Bitcoin’s sudden drop in price yesterday from $10,00 to $9,507, could be related to the United States Marshals Service announcing it had auctioned off $37 million in forfeited Bitcoin, an analyst at the social investment network eToro said today.
“Put simply, bitcoin's price drop yesterday was due to a dump in the market,” eToro’s Simon Peters told Decrypt. “This followed a United States Marshals Service announcement earlier this week stating they had sold off roughly 4,000 BTC (around $37 million) that had been seized from criminal cases.” On February 18, the US Marshals sold 4,041 Bitcoins that had been forfeited in criminal cases, or seized by authorities.
Drugs kill
Some of the money was related to the sale and distribution of drugs. For instance, over $200,000 worth of crypto sold by the US Marshals was forfeited by drug dealers from Alabama. Tyler Lee Ward and Henry Long Nguyen were imprisoned in May 2019 for conspiring to sell Alprazolam, maintaining a “drug-involved premise,” and “conspiracy to commit money laundering,” according to a press statement by the Department of Justice.

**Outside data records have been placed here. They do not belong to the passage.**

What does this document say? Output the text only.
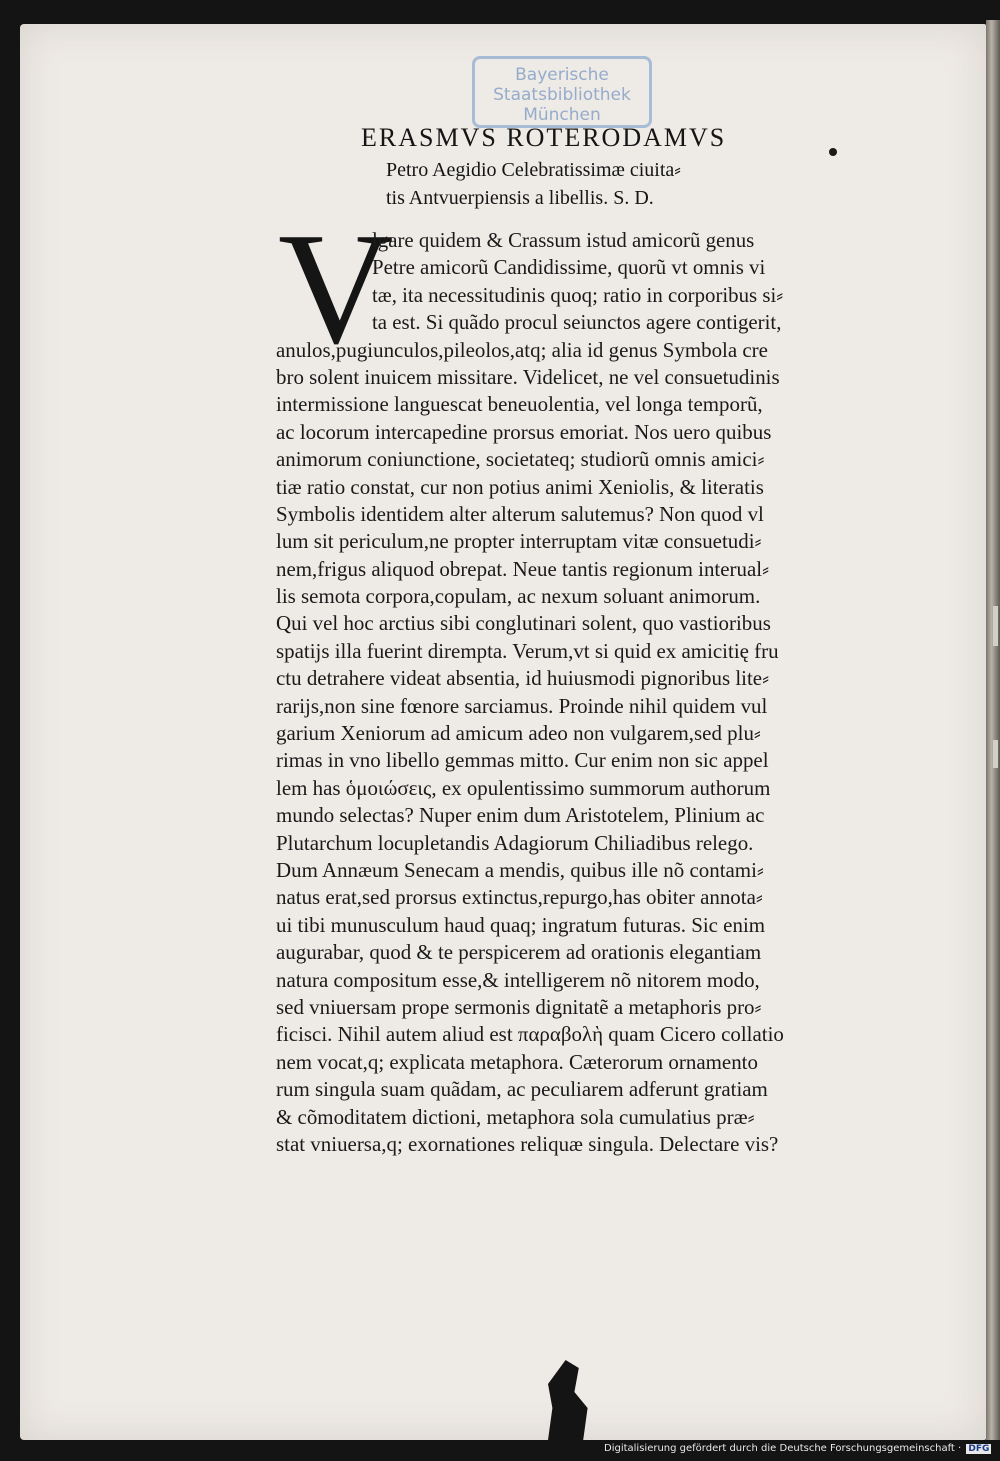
Bayerische
Staatsbibliothek
München
ERASMVS ROTERODAMVS
Petro Aegidio Celebratissimæ ciuita⸗
tis Antvuerpiensis a libellis. S. D.
V
lgare quidem & Crassum istud amicorũ genus
Petre amicorũ Candidissime, quorũ vt omnis vi
tæ, ita necessitudinis quoq; ratio in corporibus si⸗
ta est. Si quãdo procul seiunctos agere contigerit,
anulos,pugiunculos,pileolos,atq; alia id genus Symbola cre
bro solent inuicem missitare. Videlicet, ne vel consuetudinis
intermissione languescat beneuolentia, vel longa temporũ,
ac locorum intercapedine prorsus emoriat. Nos uero quibus
animorum coniunctione, societateq; studiorũ omnis amici⸗
tiæ ratio constat, cur non potius animi Xeniolis, & literatis
Symbolis identidem alter alterum salutemus? Non quod vl
lum sit periculum,ne propter interruptam vitæ consuetudi⸗
nem,frigus aliquod obrepat. Neue tantis regionum interual⸗
lis semota corpora,copulam, ac nexum soluant animorum.
Qui vel hoc arctius sibi conglutinari solent, quo vastioribus
spatijs illa fuerint dirempta. Verum,vt si quid ex amicitię fru
ctu detrahere videat absentia, id huiusmodi pignoribus lite⸗
rarijs,non sine fœnore sarciamus. Proinde nihil quidem vul
garium Xeniorum ad amicum adeo non vulgarem,sed plu⸗
rimas in vno libello gemmas mitto. Cur enim non sic appel
lem has ὁμοιώσεις, ex opulentissimo summorum authorum
mundo selectas? Nuper enim dum Aristotelem, Plinium ac
Plutarchum locupletandis Adagiorum Chiliadibus relego.
Dum Annæum Senecam a mendis, quibus ille nõ contami⸗
natus erat,sed prorsus extinctus,repurgo,has obiter annota⸗
ui tibi munusculum haud quaq; ingratum futuras. Sic enim
augurabar, quod & te perspicerem ad orationis elegantiam
natura compositum esse,& intelligerem nõ nitorem modo,
sed vniuersam prope sermonis dignitatẽ a metaphoris pro⸗
ficisci. Nihil autem aliud est παραβολὴ quam Cicero collatio
nem vocat,q; explicata metaphora. Cæterorum ornamento
rum singula suam quãdam, ac peculiarem adferunt gratiam
& cõmoditatem dictioni, metaphora sola cumulatius præ⸗
stat vniuersa,q; exornationes reliquæ singula. Delectare vis?
Digitalisierung gefördert durch die Deutsche Forschungsgemeinschaft · DFG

“Analysts feared the auction winner could potentially make a cash gain by selling the bitcoin on a public exchange, especially if they've acquired the coins for below market price,” said Peters.
Whale Alert, a Twitter accounts that tracks movements on various blockchains and flags large transactions, reported on Tuesday that 6,000 Bitcoins were transferred from an unknown wallet to Bitfinex. Whether this was the auction winnings or not is not clear—the sale was for a little over 4,000 Bitcoin, and split between several different bids—but it sure smelled like it.
Whether yesterday's dump is direct manipulation or just coincidence, “the jury is still out,” said Peters. But “what is evident is that overall liquidity of the crypto market must improve in order to prevent large market orders leading to such volatile price swings in the future,” he added.